The Finance Minister Nirmala Sitharaman on Saturday announced that the government has abolished the Dividend Distribution Tax while presenting the Union Budget 2020. She further mentioned that the government has over Rs 25,000 crore as revenue foregone due to DDT abolition. The government's revenue foregone is in the form of incentives and tax exemptions to corporates.
During the presentation of the Budget 2020, Sitharaman said, "Dividend Distribution Tax to be removed, companies will not be required to pay DDT; dividend to be taxed only at the hands of recipients, at applicable rates. A total of Rs 25,000 crore is revenue foregone due to DDT abolition. This will make India an attractive investment destination."
FM while announcing a new tax regime, said that: "We propose to bring a personal income tax regime, where income tax rates will be reduced, so now, a person earning between Rs 5-7.5 lakhs will be required to pay tax at 10% against current 20%."

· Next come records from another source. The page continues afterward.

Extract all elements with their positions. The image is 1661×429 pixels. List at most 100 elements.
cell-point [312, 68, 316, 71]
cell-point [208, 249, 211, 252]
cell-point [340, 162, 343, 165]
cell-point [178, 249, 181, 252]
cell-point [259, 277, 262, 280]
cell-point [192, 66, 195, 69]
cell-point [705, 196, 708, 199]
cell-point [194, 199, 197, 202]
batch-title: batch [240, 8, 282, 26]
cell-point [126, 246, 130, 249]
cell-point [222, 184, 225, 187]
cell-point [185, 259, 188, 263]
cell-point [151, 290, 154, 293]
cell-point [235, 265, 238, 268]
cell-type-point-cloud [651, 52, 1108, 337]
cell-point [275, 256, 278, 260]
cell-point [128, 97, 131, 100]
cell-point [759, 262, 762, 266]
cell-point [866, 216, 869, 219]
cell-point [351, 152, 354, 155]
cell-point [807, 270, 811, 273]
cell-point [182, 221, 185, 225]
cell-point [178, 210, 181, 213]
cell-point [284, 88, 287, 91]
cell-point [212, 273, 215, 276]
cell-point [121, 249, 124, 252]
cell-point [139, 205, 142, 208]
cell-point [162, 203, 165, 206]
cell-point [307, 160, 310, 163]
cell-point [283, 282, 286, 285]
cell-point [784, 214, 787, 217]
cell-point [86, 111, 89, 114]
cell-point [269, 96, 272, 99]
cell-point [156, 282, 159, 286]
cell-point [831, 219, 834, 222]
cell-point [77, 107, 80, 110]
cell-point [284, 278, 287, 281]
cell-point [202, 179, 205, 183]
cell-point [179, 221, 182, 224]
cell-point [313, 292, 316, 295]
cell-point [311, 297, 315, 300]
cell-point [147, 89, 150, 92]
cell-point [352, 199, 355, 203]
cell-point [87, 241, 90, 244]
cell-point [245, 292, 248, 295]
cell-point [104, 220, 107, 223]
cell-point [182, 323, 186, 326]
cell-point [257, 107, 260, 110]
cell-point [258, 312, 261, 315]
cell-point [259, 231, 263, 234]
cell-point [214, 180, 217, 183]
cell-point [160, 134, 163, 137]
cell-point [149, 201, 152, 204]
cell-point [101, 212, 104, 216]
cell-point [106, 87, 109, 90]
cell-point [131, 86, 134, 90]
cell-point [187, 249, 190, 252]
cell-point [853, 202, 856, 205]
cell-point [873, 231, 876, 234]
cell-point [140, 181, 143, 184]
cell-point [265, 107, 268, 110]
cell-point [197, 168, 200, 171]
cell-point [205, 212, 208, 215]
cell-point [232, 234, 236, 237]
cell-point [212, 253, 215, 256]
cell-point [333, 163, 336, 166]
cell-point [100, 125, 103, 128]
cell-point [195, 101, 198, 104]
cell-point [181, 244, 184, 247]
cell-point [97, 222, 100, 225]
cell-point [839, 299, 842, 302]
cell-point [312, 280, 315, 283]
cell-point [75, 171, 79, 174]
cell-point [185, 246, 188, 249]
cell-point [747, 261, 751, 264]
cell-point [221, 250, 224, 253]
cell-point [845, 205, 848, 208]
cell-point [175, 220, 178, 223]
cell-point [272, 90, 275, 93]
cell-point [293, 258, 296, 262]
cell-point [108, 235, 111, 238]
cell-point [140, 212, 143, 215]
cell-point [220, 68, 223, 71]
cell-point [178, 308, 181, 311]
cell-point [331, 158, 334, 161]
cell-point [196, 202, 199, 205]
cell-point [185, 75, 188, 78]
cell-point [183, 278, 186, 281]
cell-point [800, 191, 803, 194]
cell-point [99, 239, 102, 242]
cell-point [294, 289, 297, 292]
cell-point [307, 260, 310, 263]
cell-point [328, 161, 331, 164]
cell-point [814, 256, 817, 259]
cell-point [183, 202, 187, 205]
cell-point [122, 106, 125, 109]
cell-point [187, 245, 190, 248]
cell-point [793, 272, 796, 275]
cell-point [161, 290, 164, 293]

New Tax slab (without exemptions):
No tax: 0-2.5
5% between 2.5-5 lakh
10% tax between 5-7.5 lakh
15% between 7.5-10 lakh
20% between 10 lakh-12.5 lakh
25% between 12.5-15 lakh
30% between above 15 lakh
A dividend is a return that is given by the company out of the total profits that it earns in a year. The DDT is levied on dividends that are distributed by the companies who are making a profit. It is considered as an additional tax that is levied on the company which is already paying a tax. Currently, along with income tax, Indian companies are paying 20 to 21 per cent DDT. However, an additional tax is imposed on the shareholder, who receives over Rs. 10 lakh in dividend income in a financial year.